During his short life (1887-1920), Ramanujan independently compiled nearly 3,900 results (mostly identities and equations). Many were completely novel; his original and highly unconventional results, such as the Ramanujan prime, the Ramanujan theta function, partition formulae, and mock theta functions, have opened entire new areas of work and inspired a vast amount of further research. The Ramanujan Journal, a scientific journal, was established to publish work in all areas of mathematics influenced by Ramanujan, and his notebooks containing summaries of his published and unpublished results have been analyzed and studied for decades since his death as a source of new mathematical ideas. As late as 2012, researchers continued to discover that mere comments in his writings about "simple properties" and "similar outputs" for certain findings were themselves profound and subtle number theory results that remained unsuspected until nearly a century after his death. He became one of the youngest Fellows of the Royal Society and only the second Indian member, and the first Indian to be elected a Fellow of Trinity College, Cambridge. His lost notebook, containing discoveries from the last year of his life, caused great excitement among mathematicians when it was rediscovered in 1976.

He once said, "An equation for me has no meaning unless it expresses a thought of God."

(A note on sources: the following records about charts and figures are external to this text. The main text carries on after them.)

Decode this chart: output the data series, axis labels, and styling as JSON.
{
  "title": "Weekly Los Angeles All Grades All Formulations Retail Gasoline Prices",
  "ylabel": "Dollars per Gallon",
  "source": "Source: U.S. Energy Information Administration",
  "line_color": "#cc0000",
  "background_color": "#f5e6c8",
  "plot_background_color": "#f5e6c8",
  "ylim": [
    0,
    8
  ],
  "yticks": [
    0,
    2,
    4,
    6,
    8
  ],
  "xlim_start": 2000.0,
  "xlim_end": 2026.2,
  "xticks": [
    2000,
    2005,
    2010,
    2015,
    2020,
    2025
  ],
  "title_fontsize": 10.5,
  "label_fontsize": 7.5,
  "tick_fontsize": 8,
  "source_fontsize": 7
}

The Hardy–Ramanujan number 1729

The number 1729 is known as the Hardy–Ramanujan number after a famous visit by Hardy to see Ramanujan at a hospital. In Hardy's words: "I remember once going to see him when he was ill at Putney. I had ridden in taxi cab number 1729 and remarked that the number seemed to me rather a dull one, and that I hoped it was not an unfavorable omen. "No", he replied, "it is a very interesting number; it is the smallest number expressible as the sum of two cubes in two different ways."

The two different ways are:
1729 = 1³ + 12³ = 9³ + 10³

The quotation is sometimes expressed using the term "positive cubes", since allowing negative perfect cubes (the cube of a negative integer) gives the smallest solution as 91 (which is a divisor of 1729):

91 = 6³ + (-5)³ = 4³ + 3³

Generalizations of this idea have created the notion of "taxicab numbers".

Immediately before this anecdote, Hardy quoted Littlewood as saying, "Every positive integer was one of [Ramanujan's] personal friends."